Do you see things a little differently?

Thursday, October 18, 2012

When VMware Snapshots go bad....

It started with a warning indicator in vSphere. When I investigated, I found an error indicating that snapshots where too deeply nested. This seemed odd to me because no one should be taking snapshots on these systems. I opened the snapshot manager and found at least 32 snapshots nested with the name "Consolidate Helper - 0". Some quick research tells me that these are the result of a VM backup gone awry. The first step to addressing this was to select "Delete All" from the Snapshot manager window. VMware told me that it was deleting the snapshots, and I figured all was well. Unfortunately all was not well. The snapshots do not appear in the manager window anymore, but the snapshot files are still there. I was alerted to this problem by the following on the summary tab.
Another Google search and a VMware KB article told me that the log files still require consolidation and to accomplish that, I can right click on the server go into the snapshot manager and choose "consolidate".
  This would be great, except when the process finished I received the following error.
Clearly some days you're the fire hydrant.
This is not going well. I enable the shell, and ssh so I can run some debug commands on the host. Per the VMware KB, I can run the command
vmkfstools -D /vmfs/volumes///
to determine which files are locked, and by what. I already have a good idea because of some lines in the vmware.log file.
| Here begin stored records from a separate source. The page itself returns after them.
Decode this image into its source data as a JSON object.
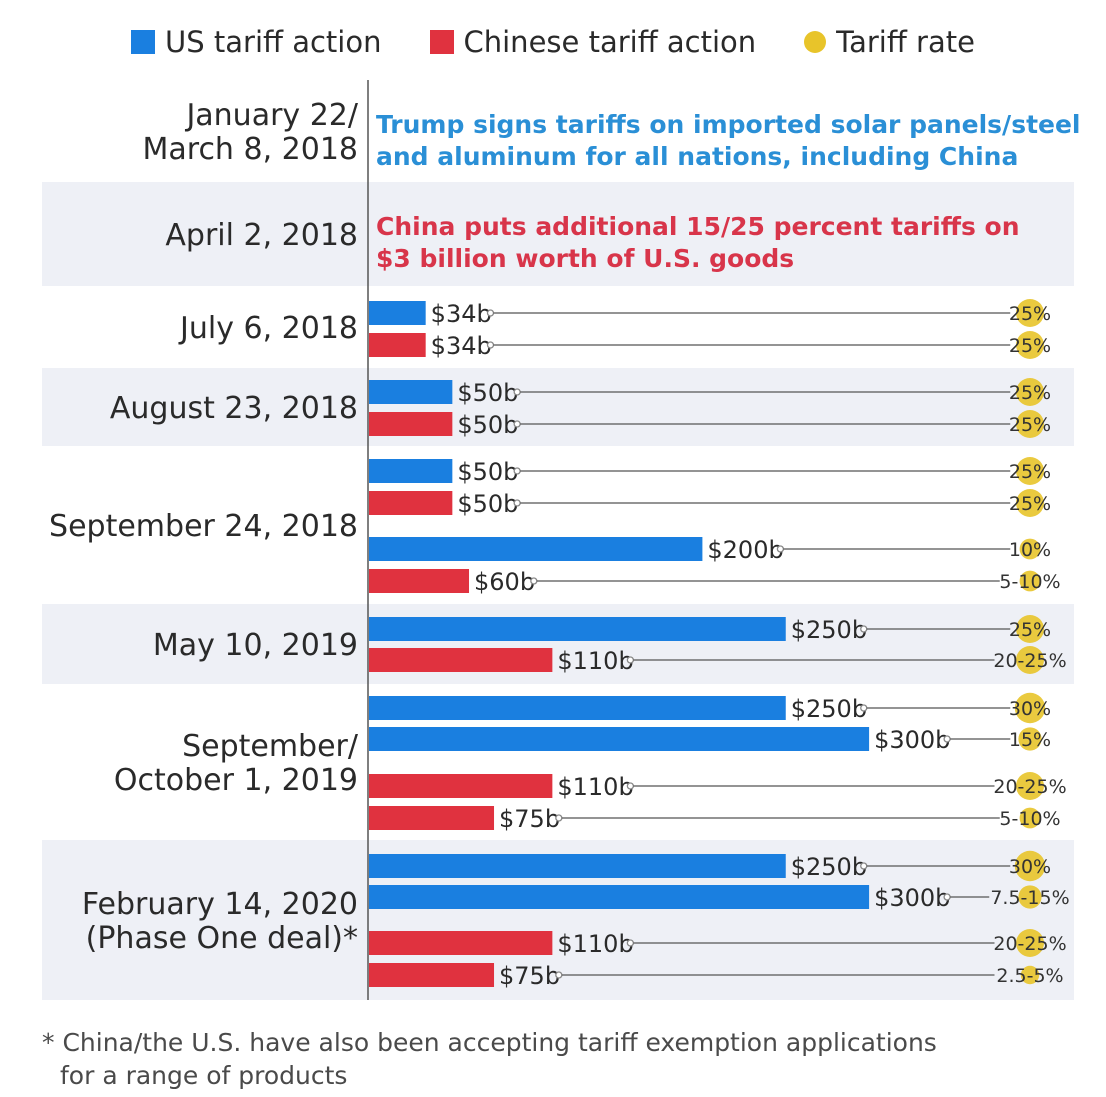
{
  "legend": [
    {
      "label": "US tariff action",
      "color": "#1a7fe0",
      "shape": "square"
    },
    {
      "label": "Chinese tariff action",
      "color": "#e0323f",
      "shape": "square"
    },
    {
      "label": "Tariff rate",
      "color": "#e8c42a",
      "shape": "circle"
    }
  ],
  "colors": {
    "us": "#1a7fe0",
    "china": "#e0323f",
    "rate": "#e8c42a",
    "band": "#eef0f6"
  },
  "chart_data": {
    "type": "bar",
    "orientation": "horizontal",
    "value_unit": "billion USD",
    "xlim": [
      0,
      300
    ],
    "groups": [
      {
        "date": [
          "January 22/",
          "March 8, 2018"
        ],
        "note": [
          "Trump signs tariffs on imported solar panels/steel",
          "and aluminum for all nations, including China"
        ],
        "note_country": "us",
        "bars": []
      },
      {
        "date": [
          "April 2, 2018"
        ],
        "note": [
          "China puts additional 15/25 percent tariffs on",
          "$3 billion worth of U.S. goods"
        ],
        "note_country": "china",
        "bars": []
      },
      {
        "date": [
          "July 6, 2018"
        ],
        "bars": [
          {
            "country": "us",
            "value": 34,
            "label": "$34b",
            "rate": "25%",
            "rate_value": 25
          },
          {
            "country": "china",
            "value": 34,
            "label": "$34b",
            "rate": "25%",
            "rate_value": 25
          }
        ]
      },
      {
        "date": [
          "August 23, 2018"
        ],
        "bars": [
          {
            "country": "us",
            "value": 50,
            "label": "$50b",
            "rate": "25%",
            "rate_value": 25
          },
          {
            "country": "china",
            "value": 50,
            "label": "$50b",
            "rate": "25%",
            "rate_value": 25
          }
        ]
      },
      {
        "date": [
          "September 24, 2018"
        ],
        "bars": [
          {
            "country": "us",
            "value": 50,
            "label": "$50b",
            "rate": "25%",
            "rate_value": 25
          },
          {
            "country": "china",
            "value": 50,
            "label": "$50b",
            "rate": "25%",
            "rate_value": 25
          },
          {
            "country": "us",
            "value": 200,
            "label": "$200b",
            "rate": "10%",
            "rate_value": 10
          },
          {
            "country": "china",
            "value": 60,
            "label": "$60b",
            "rate": "5-10%",
            "rate_value": 10
          }
        ]
      },
      {
        "date": [
          "May 10, 2019"
        ],
        "bars": [
          {
            "country": "us",
            "value": 250,
            "label": "$250b",
            "rate": "25%",
            "rate_value": 25
          },
          {
            "country": "china",
            "value": 110,
            "label": "$110b",
            "rate": "20-25%",
            "rate_value": 25
          }
        ]
      },
      {
        "date": [
          "September/",
          "October 1, 2019"
        ],
        "bars": [
          {
            "country": "us",
            "value": 250,
            "label": "$250b",
            "rate": "30%",
            "rate_value": 30
          },
          {
            "country": "us",
            "value": 300,
            "label": "$300b",
            "rate": "15%",
            "rate_value": 15
          },
          {
            "country": "china",
            "value": 110,
            "label": "$110b",
            "rate": "20-25%",
            "rate_value": 25
          },
          {
            "country": "china",
            "value": 75,
            "label": "$75b",
            "rate": "5-10%",
            "rate_value": 10
          }
        ]
      },
      {
        "date": [
          "February 14, 2020",
          "(Phase One deal)*"
        ],
        "bars": [
          {
            "country": "us",
            "value": 250,
            "label": "$250b",
            "rate": "30%",
            "rate_value": 30
          },
          {
            "country": "us",
            "value": 300,
            "label": "$300b",
            "rate": "7.5-15%",
            "rate_value": 15
          },
          {
            "country": "china",
            "value": 110,
            "label": "$110b",
            "rate": "20-25%",
            "rate_value": 25
          },
          {
            "country": "china",
            "value": 75,
            "label": "$75b",
            "rate": "2.5-5%",
            "rate_value": 5
          }
        ]
      }
    ]
  },
  "footnote": [
    "* China/the U.S. have also been accepting tariff exemption applications",
    "for a range of products"
  ]
}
DISK: Failed to open disk for consolidate '/vmfs/volumes/4c5880d7-5dcd2226-7980-0024e8679cae/MYHOST01/MYHOST01_1-000066.vmdk

Running vmkfstools yields the following...

Lock [type 10c00001 offset 71018496 v 24740, hb offset 3964928
gen 385, mode 0, owner 00000000-00000000-0000-000000000000 mtime 535877 nHld 0 nOvf 0]
Addr <4 111="111" 93="93">, gen 24718, links 1, type reg, flags 0, uid 0, gid 0, mode 600
len 406, nb 0 tbz 0, cow 0, newSinceEpoch 0, zla 4305, bs 65536


where no owner is identified. Not Good. At this point, I'm left with rebooting the guest OS and hoping that takes care of it. 

Nope that didn't work.

I did what I should have done to start with, which is evaluate what was doing the backups. Turns out we had an Avamar proxy server which must have been performing VMDK backups of the systems. I edited the proxy configuration and determined that two disks from the system having issues where mounted to the Avamar proxy server as local disk. Once I removed the disk from the Avamar system, I was able to complete the consolidation without issue. Another crisis averted, time to head home.